Using LCEL memory results in the printing of system messages.. why?

import streamlit as st
.....
class ChatCallbackHandler(BaseCallbackHandler):
		message = ""
  		def on_llm_start(self, *args, **kwargs):
				self.message_box = st.empty() 
				with st.sidebar:
						st.write("llm started!")
  
		def on_llm_end(self, *args, **kwargs):
				save_message(self.message, "ai") 
    
				with st.sidebar:
						st.write("llm ended!")
        
		def on_llm_new_token(self, token, *args, **kwargs):
				self.message += token 
				self.message_box.markdown(self.message)
   

llm = ChatOpenAI(
  temperature=0.1,
  streaming = True,
  callbacks=[
		ChatCallbackHandler(),	
	]
)

# LCEL based memory
@st.cache_resource
def init_memory(_llm):
		return ConversationSummaryBufferMemory(
				llm=_llm,
				max_token_limit=120,
				return_messages=True,  
		)
  
memory = init_memory(llm)
  

def load_memory(_):
    return memory.load_memory_variables({})["history"]

@st.cache_data(show_spinner="Embedding file...")  
def embed_file(file):
    file_content = file.read()
    file_path = f"./.cache/files/{file.name}"

    with open(file_path, "wb") as f:
        f.write(file_content)
        cache_dir = LocalFileStore(f"./.cache/embeddings/{file.name}")

        splitter = CharacterTextSplitter.from_tiktoken_encoder(
            separator="\n",  
            chunk_size=600,
            chunk_overlap=100,
        )

        loader = UnstructuredFileLoader(file_path) 
        docs = loader.load_and_split(
            text_splitter=splitter
        ) 

        embeddings = OpenAIEmbeddings() 
        cached_embeddings = CacheBackedEmbeddings.from_bytes_store(
            embeddings, cache_dir
        )

        vectorstore = FAISS.from_documents(
            docs, cached_embeddings
        )  

        retriever = vectorstore.as_retriever() 
        return retriever


if "messages" not in st.session_state:
    st.session_state["messages"] = []

def save_message(message, role):
		st.session_state["messages"].append({"message": message, "role": role})

#
def send_message(message, role, save=True):
    with st.chat_message(role):
        st.markdown(message)
    if save:
        save_message(message, role)


def paint_history():
    for message in st.session_state["messages"]:
        send_message(
            message["message"],
            message["role"],
            save=False,
        )

def format_docs(docs):
		return "\n\n".join(document.page_content for document in docs)


prompt = ChatPromptTemplate.from_messages(
    [
        (
            "system",
            """
						Answer the question using ONLY the following context.
						If you don't know the answer just say you dont't know.
						Don't make anything up.

						Context: {context}
						""",
        ),
        MessagesPlaceholder(variable_name="history"),
        ("human", "{question}"),
    ]
)


st.title("Document GPT")
st.markdown(
    """
Welcome!!            
Use this chatbot to ask questions to an AI about your files!
            
"""
)

with st.sidebar:  
    file = st.file_uploader(
        "Upload a .txt, .pdf or .docx file",
        type=["txt", "pdf", "docx", "csv"],
    )

if file:
    # st.write(file)
    retriever = embed_file(file)
    send_message("I'm ready! Ask away!", "ai", save=False)
    paint_history()

    message = st.chat_input("Ask anything about your file..")
    if message:
        send_message(message, "human") 
        
        chain = {
						"context": retriever | RunnableLambda(format_docs),
						"question": RunnablePassthrough(),
						"history": RunnableLambda(load_memory), 
				} | prompt | llm
        
        with st.chat_message("ai"):
          response = chain.invoke(message)

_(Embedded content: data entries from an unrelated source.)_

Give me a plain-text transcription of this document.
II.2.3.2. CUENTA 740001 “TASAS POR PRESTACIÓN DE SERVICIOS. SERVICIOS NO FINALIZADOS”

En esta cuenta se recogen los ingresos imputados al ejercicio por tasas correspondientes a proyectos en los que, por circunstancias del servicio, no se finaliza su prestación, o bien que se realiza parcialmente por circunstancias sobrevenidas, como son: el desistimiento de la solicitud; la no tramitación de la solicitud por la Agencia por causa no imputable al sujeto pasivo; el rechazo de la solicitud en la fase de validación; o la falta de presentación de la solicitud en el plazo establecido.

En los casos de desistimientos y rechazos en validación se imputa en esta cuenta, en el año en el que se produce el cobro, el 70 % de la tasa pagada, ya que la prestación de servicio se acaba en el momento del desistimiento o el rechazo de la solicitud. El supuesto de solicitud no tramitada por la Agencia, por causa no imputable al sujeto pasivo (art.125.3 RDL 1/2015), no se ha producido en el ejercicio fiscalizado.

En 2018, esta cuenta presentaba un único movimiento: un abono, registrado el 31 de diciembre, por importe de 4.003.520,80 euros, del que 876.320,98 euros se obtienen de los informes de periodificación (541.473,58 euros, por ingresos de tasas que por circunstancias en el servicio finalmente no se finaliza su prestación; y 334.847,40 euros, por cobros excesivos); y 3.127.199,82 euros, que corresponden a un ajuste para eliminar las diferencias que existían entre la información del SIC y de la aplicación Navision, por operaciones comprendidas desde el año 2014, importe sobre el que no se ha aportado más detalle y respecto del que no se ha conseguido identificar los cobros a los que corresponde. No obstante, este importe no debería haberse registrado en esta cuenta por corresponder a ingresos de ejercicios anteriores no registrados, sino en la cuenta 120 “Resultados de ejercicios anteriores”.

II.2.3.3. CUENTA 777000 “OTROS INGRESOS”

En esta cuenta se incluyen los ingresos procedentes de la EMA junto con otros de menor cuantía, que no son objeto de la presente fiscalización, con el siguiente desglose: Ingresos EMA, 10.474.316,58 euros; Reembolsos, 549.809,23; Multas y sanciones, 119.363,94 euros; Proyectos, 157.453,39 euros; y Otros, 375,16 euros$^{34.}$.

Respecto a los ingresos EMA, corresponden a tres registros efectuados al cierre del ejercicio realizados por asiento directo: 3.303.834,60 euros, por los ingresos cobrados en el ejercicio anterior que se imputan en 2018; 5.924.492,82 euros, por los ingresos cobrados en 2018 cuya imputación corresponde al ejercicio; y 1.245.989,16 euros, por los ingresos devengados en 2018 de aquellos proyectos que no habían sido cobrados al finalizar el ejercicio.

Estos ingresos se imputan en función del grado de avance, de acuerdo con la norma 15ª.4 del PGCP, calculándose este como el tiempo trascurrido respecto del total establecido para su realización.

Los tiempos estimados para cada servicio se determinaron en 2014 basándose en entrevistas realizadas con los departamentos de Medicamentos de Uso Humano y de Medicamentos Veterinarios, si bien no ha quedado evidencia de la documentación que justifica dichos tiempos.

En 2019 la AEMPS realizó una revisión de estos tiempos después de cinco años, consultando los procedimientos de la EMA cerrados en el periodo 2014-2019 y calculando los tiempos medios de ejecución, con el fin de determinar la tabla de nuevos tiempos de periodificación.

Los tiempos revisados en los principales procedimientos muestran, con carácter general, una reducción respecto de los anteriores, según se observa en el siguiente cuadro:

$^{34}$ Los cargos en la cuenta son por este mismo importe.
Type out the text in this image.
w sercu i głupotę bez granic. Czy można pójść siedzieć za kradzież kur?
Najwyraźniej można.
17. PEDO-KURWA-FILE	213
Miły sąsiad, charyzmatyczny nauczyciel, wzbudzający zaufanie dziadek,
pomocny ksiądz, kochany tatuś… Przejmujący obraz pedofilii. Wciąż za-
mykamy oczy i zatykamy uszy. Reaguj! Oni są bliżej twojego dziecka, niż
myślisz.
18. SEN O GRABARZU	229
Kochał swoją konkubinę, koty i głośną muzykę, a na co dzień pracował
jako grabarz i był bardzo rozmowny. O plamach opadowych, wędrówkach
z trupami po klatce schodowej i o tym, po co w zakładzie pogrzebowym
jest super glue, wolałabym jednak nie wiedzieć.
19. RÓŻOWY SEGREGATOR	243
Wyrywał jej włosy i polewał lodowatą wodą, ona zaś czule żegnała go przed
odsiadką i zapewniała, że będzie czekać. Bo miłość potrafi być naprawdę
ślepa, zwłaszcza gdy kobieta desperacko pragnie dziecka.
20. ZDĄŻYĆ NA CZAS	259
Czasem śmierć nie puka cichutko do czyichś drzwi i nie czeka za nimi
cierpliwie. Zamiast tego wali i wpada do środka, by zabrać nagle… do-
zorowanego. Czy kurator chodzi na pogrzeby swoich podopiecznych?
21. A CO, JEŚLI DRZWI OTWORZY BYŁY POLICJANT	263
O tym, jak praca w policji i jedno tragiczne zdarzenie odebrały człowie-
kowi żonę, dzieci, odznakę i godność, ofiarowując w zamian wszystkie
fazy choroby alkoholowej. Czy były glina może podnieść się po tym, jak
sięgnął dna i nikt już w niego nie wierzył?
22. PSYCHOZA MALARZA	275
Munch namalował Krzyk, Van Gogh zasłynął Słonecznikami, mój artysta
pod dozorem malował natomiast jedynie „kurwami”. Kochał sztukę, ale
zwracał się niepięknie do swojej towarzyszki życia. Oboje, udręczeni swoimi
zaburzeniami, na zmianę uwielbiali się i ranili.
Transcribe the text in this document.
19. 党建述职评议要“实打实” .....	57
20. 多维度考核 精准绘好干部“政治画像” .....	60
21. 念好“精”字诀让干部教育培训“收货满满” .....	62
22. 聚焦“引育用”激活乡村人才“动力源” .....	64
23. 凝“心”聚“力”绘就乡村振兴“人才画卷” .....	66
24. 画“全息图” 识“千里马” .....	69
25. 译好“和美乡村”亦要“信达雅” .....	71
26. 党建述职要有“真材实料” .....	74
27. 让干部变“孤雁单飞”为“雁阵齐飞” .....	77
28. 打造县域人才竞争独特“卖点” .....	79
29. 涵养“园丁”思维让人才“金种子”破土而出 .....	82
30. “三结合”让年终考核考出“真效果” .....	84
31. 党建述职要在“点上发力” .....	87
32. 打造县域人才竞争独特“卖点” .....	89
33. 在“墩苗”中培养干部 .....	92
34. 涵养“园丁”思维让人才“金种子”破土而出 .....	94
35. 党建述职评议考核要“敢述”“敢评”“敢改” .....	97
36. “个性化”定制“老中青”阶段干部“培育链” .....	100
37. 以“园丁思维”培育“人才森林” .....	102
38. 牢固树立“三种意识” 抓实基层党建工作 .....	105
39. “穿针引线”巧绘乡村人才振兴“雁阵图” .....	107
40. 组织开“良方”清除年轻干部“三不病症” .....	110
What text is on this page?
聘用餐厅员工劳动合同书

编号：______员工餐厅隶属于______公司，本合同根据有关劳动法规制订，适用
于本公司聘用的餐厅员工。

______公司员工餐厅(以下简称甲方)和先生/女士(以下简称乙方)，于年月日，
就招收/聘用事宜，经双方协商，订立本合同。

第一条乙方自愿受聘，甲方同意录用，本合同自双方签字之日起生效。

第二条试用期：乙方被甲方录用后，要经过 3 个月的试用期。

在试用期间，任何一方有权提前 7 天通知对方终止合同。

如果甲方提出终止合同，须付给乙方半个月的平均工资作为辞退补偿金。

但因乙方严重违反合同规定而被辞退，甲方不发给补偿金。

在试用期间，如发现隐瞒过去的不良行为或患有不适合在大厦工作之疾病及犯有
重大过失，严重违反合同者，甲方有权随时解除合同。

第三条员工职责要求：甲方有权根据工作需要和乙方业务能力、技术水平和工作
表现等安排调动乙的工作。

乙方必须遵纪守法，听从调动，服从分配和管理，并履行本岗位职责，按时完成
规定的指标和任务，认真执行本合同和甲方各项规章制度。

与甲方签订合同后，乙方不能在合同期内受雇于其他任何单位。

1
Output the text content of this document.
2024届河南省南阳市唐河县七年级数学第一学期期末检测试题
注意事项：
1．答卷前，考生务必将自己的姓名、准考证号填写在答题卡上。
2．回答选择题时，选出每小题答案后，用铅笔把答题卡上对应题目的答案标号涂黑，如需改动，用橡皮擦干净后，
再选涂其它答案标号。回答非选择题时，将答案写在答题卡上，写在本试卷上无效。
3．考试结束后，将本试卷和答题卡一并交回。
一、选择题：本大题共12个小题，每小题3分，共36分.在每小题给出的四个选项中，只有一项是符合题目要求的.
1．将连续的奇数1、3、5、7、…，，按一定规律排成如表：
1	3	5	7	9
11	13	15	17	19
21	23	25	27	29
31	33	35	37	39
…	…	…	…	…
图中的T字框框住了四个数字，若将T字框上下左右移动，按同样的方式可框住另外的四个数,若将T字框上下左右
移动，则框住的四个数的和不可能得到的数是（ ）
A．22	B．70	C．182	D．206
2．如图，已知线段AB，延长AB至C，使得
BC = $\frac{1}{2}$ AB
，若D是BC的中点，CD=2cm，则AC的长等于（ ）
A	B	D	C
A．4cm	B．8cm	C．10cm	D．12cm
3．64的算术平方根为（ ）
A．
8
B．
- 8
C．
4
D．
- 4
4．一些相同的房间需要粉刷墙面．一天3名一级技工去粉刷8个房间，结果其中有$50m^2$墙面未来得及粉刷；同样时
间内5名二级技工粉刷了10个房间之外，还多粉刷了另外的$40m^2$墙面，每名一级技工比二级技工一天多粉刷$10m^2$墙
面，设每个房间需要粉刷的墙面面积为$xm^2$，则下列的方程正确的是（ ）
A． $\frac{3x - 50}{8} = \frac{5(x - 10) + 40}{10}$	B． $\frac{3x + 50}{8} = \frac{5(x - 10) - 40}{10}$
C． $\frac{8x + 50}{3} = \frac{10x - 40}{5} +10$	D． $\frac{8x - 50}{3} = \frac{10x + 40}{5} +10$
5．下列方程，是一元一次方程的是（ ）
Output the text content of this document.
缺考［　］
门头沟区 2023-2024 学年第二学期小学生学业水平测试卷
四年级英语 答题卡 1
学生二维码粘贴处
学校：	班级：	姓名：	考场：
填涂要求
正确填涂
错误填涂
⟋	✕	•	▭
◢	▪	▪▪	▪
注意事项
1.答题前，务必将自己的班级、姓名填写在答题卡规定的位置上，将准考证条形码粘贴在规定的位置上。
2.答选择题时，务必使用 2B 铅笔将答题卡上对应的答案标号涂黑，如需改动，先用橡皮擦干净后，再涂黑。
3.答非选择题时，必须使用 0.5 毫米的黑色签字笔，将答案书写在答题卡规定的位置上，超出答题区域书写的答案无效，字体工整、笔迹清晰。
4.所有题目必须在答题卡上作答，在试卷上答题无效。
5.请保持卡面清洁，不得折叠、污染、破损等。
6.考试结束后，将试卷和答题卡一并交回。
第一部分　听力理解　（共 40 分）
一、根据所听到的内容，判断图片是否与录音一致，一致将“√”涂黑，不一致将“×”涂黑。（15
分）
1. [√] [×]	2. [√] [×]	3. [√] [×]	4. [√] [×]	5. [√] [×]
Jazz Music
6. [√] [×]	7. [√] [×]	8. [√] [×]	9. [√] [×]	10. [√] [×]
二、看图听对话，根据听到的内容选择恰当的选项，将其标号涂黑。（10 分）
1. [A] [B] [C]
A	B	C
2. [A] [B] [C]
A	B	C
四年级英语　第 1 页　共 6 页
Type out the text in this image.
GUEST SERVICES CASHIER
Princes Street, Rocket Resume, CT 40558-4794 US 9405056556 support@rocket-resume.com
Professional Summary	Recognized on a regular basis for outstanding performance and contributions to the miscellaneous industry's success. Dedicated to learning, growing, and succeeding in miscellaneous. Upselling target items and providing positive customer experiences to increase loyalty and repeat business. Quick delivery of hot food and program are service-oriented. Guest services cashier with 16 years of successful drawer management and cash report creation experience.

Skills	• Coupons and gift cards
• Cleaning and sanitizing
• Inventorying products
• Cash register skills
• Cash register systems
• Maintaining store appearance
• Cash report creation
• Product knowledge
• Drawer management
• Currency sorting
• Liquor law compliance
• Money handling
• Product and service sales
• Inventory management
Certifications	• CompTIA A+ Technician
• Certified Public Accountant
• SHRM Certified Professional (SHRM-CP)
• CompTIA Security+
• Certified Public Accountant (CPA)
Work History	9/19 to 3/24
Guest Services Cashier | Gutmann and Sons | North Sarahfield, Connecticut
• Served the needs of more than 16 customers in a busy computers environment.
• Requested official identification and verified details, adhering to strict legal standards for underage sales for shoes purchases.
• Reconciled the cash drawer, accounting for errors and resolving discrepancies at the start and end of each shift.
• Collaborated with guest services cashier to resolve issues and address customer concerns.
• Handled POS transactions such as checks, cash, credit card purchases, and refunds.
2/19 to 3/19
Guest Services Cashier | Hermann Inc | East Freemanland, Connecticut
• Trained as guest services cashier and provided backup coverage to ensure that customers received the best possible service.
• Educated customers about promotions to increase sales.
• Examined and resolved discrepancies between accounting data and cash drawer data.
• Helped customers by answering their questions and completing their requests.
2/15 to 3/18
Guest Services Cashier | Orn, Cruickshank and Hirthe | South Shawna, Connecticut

        memory.save_context({"input":message}, {"output":response.content}) 
        print(memory.load_memory_variables({})["history"])
        
        
else:
    st.session_state["messages"] = [] 
    memory.clear()
    memory.save_context(
        {"input": ""},
        {"output": ""},
    )

I used LCEL memory to add more memory.
At first, the messages were printing o

ut fine, but every time a summary of the memory occurs, system messages are definitely being printed out.

It also seems like the callback is executed one more time.
I’ve been looking at it for a while and I can’t figure out the cause.